In college I had an older German professor of Economics. He gave but demanded respect. The first final I ever took in his Macro-Economics class had me studying frantically every spare moment before the test. As it turned out I received a 100. Kind of funny though, I got one thing wrong, but had done such a good job in other areas the extra credit still gave me 100% on the test. I have no clue what I got right on that test. What I failed to add to my answers was “The Marginal Efficiency of Capital.
How does that work? If you spend an extra dollar do you get $5 back or $1.50 or $.99 for your investment. I was recently made aware of an article that first appeared in Drovers magazine.
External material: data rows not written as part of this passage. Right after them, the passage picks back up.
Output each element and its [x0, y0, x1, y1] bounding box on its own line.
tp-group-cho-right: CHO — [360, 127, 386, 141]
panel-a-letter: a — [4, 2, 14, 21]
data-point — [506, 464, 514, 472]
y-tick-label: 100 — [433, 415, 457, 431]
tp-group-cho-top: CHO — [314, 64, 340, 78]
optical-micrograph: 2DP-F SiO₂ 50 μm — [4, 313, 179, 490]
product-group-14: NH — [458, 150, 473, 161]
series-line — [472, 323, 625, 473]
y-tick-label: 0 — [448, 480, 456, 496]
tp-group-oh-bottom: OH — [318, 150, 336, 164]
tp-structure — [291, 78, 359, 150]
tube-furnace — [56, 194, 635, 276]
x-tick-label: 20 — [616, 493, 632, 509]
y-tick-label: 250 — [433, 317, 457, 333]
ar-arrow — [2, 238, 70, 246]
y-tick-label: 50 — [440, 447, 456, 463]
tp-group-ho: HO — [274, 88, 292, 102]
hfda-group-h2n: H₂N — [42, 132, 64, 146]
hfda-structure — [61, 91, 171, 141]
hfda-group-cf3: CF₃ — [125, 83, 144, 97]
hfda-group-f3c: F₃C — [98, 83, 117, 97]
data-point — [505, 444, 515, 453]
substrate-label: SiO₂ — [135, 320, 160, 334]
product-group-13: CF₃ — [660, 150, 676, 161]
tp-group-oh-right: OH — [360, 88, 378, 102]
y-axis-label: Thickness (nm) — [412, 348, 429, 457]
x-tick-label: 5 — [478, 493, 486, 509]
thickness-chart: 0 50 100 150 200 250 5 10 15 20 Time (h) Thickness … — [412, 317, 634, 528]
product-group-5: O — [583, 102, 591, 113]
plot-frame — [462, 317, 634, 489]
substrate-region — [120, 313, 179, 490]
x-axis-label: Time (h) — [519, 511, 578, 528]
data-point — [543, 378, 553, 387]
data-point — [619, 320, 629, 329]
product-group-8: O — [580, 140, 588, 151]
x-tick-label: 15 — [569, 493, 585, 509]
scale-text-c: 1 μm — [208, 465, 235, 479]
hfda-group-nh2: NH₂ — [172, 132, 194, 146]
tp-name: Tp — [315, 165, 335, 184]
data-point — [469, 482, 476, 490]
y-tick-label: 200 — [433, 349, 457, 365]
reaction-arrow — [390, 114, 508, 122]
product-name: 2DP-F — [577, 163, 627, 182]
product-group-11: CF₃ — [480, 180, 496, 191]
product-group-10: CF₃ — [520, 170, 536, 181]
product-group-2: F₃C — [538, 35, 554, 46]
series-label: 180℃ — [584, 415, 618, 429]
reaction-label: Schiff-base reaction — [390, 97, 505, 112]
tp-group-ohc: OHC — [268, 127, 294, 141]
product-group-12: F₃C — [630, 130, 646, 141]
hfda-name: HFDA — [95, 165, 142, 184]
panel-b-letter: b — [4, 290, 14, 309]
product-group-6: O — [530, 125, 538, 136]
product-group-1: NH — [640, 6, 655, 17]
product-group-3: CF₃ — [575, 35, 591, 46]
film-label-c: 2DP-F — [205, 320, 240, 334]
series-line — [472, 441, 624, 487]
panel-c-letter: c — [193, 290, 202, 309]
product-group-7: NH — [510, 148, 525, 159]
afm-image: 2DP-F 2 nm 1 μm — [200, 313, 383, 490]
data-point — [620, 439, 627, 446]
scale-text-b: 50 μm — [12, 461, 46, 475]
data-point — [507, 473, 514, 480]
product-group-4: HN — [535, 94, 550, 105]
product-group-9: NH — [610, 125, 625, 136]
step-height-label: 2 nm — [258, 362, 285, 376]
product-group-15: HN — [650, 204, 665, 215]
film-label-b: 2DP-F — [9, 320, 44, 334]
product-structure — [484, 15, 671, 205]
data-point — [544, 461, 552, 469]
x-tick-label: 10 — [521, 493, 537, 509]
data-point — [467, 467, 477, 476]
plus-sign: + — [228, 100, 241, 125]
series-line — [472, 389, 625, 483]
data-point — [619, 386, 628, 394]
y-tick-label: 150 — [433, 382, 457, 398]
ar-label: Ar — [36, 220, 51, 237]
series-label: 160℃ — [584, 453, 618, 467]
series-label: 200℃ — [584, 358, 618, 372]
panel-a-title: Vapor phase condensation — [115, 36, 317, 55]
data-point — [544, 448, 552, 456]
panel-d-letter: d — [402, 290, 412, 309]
It really hit home with me because people within industry are beginning to say “the Emperor Has no Clothes.”
An excerpt from the artilcle is very telling on the Marginal Efficiency of Cows…
“By 2012, David Lalman, Oklahoma State University (OSU) had rounded up data from Montana, Arkansas and Oklahoma showing that 100 pounds of additional weight in each cow adds 6 pounds, at most, in her calf. The variation was from 4 to 6 pounds. Based on that, he worked with OSU economist Damona Doye to show that added calf weight, at the time, was worth $5 to $7. It is worth perhaps a little more now but will not be forever. They calculated the cost for carrying that outsized cow at $42. It was a net loss of about $35 per cow unit.”
Today I am thanking my Economics professor of 40 years ago for not letting me fall into that trap. For every dollar invested here you loose six!
Let’s get back to some of the “old-fashioned” methods of choosing cows. Those cows that are efficient on our grass and return a profit to us every year is what it should be all about to the cow-calf man.